Read the manual carefully. Buying 1000 dollar hardware you should study carefully how to use it. I'm not sure what it exactly means that the USB-port supports both audio and MIDI. It is quite possible that you're right in assuming it can't transmit audio from the Gi itself, but that would be odd, because then you'd need another soundcard for recording the Gi audio.
About the way you're doing things now:
ASIO drivers are not supported by integrated soundchips, and MME is the poorest driver there is. You could try downloading free ASIO4ALL driver, which works for many. It's not ASIO, but a WDM wrapper.
What kind of a cable do you use connecting Gi to PC? If you want to record in stereo, you must use both left AND right outputs of the Gi, and use an adapter for getting them in one stereo plug to put into PC, or use the headphone output, which is stereo. There can not be a stereo sound without two sound sources. I assume the audio input of the PC is stereo, it most likely is.

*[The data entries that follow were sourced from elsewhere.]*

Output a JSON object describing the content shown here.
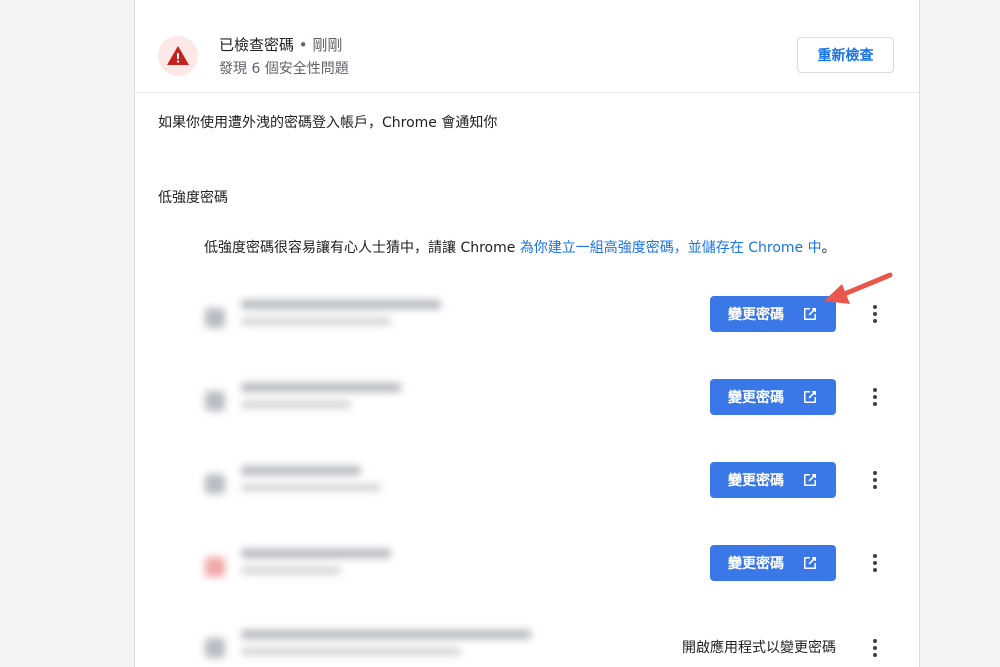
{
  "check": {
    "title": "已檢查密碼",
    "separator": " • ",
    "time": "剛剛",
    "subtitle": "發現 6 個安全性問題",
    "recheck_label": "重新檢查"
  },
  "notify_text": "如果你使用遭外洩的密碼登入帳戶，Chrome 會通知你",
  "weak": {
    "title": "低強度密碼",
    "desc_plain": "低強度密碼很容易讓有心人士猜中，請讓 Chrome ",
    "desc_link": "為你建立一組高強度密碼，並儲存在 Chrome 中",
    "desc_end": "。"
  },
  "rows": [
    {
      "action_label": "變更密碼"
    },
    {
      "action_label": "變更密碼"
    },
    {
      "action_label": "變更密碼"
    },
    {
      "action_label": "變更密碼"
    },
    {
      "action_text": "開啟應用程式以變更密碼"
    }
  ],
  "colors": {
    "accent": "#1a73e8",
    "button_bg": "#3b78e7",
    "warning_red": "#c5221f",
    "warning_bg": "#fce8e6",
    "annotation_arrow": "#e8574a"
  },
  "icons": {
    "warning": "warning-triangle-icon",
    "external": "open-in-new-icon",
    "more": "more-vert-icon"
  }
}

Getting audio only on one side of the stereo track is simply due to the fact that you input only mono/left signal. This is the same in all real DAWs, it's nothing SONAR specific. I don't quite understand how Audacity could do it any other way. If it only doubled the mono signal on two tracks, that is NOT real stereo.
Also, it's no use recording in stereo, if the sound itself is not stereo. As a thumb rule, vocals, guitars, basses and similar mono sources are recorded in mono.